Understanding FTA Decision No. 5 of 2025: Compliance requirements for UAE partnerships

The UAE’s corporate tax framework continues to mature, and the Federal Tax Authority’s issuance of FTA Decision No. 5 of 2025 marks an important development for unincorporated partnerships, foreign partnerships, and family foundations. Effective 1 July 2025, the Decision provides much-needed clarity on registration, reporting and administrative obligations, supporting the UAE’s broader objective of enhancing transparency and consistency in the implementation of the Corporate Tax Law.

This update is especially significant for unincorporated partnerships (UPs), which typically do not have their own legal personality. Their structure requires a tailored approach to tax compliance that differs from traditional corporate entities.

1. How the corporate tax law treats unincorporated partnerships

Under the Corporate Tax Law, UPs are generally tax-transparent. This means the partnership itself is not taxed; instead, each partner is taxed individually on their relevant distributive share.

However, the law also gives UPs the option to apply to be treated as a taxable person, allowing them to operate in a manner similar to a juridical entity for corporate tax purposes.

FTA Decision No. 5 of 2025 operationalises these provisions by setting out detailed procedural requirements for:

  • Partnerships that remain transparent, and
  • Partnerships that choose to be treated as taxable persons.

A key feature of the Decision is the obligation for every UP to appoint an authorised partner, who becomes the responsible point of contact with the FTA and is accountable for ensuring the partnership meets all compliance duties.

2. Mandatory registration timelines

One of the most impactful changes introduced by the Decision is the introduction of strict registration deadlines:

  • UPs whose first financial year ends before 1 July 2025 must complete corporate tax registration by 31 August 2025.
  • UPs with financial year-ends after that date must register within three months from the end of their first financial year.

This creates a time-sensitive compliance requirement, reinforcing the importance of active oversight by the authorised partner.

3. Annual declaration requirement

The Decision introduces a compulsory annual declaration, which must set out:

  • Income and expenses
  • Assets and liabilities
  • The distributive share of each partner

To support entities during the transition period, the FTA has granted a one-off extension until 31 December 2025 for partnerships whose financial year ends on or before 31 March 2025.

This recognises the operational adjustments partnerships may need to make when adopting these new requirements.

4. Importance of Documented Profit-Sharing Arrangements

FTA Decision No. 5 addresses situations where partnerships do not have clear or formal documentation of profit-sharing ratios.
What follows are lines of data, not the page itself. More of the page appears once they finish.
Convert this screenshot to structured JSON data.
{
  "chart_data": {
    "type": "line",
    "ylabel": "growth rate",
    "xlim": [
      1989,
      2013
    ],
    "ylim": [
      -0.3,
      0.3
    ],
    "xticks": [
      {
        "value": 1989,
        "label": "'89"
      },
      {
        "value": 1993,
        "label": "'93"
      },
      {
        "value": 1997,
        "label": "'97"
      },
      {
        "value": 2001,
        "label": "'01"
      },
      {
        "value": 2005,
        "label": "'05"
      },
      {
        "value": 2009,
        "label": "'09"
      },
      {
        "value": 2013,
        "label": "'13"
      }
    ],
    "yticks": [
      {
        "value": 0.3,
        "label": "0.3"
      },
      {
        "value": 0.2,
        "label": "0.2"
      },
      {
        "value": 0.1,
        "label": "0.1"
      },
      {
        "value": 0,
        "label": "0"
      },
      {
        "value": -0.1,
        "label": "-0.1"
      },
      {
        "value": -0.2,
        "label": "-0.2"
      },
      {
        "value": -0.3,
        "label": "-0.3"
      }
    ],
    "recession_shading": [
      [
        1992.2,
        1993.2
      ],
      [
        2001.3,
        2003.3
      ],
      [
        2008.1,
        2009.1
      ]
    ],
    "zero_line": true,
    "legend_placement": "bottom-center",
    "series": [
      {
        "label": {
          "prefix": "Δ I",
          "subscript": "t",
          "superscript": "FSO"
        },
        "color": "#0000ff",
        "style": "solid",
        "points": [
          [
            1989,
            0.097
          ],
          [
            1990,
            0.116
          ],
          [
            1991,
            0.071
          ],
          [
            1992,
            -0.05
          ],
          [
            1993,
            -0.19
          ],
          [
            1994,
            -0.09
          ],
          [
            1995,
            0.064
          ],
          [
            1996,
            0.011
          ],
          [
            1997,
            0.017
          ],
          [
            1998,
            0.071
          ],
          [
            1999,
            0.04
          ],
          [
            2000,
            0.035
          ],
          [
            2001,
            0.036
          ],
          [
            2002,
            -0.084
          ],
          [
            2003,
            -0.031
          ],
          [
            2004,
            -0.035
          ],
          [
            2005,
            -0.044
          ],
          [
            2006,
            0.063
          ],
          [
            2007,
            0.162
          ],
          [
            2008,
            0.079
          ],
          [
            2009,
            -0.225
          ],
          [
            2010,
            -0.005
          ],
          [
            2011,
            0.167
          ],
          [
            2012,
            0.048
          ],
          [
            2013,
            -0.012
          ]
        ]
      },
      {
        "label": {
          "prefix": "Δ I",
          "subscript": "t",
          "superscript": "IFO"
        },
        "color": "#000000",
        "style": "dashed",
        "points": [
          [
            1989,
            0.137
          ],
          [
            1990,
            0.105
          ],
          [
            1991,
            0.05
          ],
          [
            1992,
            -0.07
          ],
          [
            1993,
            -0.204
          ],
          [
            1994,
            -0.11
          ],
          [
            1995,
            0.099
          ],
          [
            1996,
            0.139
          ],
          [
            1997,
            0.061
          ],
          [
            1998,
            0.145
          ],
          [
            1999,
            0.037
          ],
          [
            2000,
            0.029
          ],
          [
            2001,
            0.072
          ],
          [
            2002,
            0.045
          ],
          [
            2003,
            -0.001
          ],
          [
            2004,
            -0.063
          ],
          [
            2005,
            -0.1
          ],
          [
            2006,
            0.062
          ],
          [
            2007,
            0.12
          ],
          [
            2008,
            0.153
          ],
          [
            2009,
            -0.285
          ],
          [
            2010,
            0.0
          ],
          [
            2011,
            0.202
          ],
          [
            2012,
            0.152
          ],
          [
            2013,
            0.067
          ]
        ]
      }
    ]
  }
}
In such cases, the FTA will require an equal allocation of:

  • Income
  • Assets
  • Expenses
  • Liabilities

among all partners.

This requirement provides a strong incentive for partnerships to ensure that their internal arrangements are formally documented and legally enforceable to avoid unfavourable or unintended tax outcomes.

5. Deregistration when a partnership ceases operations

When a UP ceases business activity, it must apply for tax deregistration within three months. This prevents inactive or dissolved partnerships from remaining in the tax system unnecessarily, which could otherwise lead to compliance issues or administrative penalties.

6. What the Decision Means for UAE Partnerships

FTA Decision No. 5 of 2025 does more than outline technical compliance rules—it reshapes the governance expectations placed on partnerships.

The Decision:

  • Introduces clear and structured compliance obligations,
  • Strengthens alignment with international standards, and
  • Signals a more sophisticated regulatory approach to partnership taxation.

In practical terms, partnerships should now:

  • Review and update partnership agreements,
  • Document profit-sharing and distributive shares,
  • Confirm whether to remain transparent or opt for taxable-person treatment, and
  • Prepare for timely registration and the annual declaration process.

For professional firms, joint ventures and family-run entities, these changes elevate the importance of robust governance and long-term tax planning. Compliance becomes not merely a regulatory formality but a strategic component of operating sustainably within the UAE’s evolving corporate tax landscape.

Note: This Legal Update / Newsletter is intended for general informational purposes only and should not be construed as legal advice. It is based on laws and legal interpretations in effect as of the date of publication. Laws and regulations may change over time, and their application can vary depending on individual circumstances. Readers are strongly encouraged to seek specific legal counsel before acting on any of the information provided herein.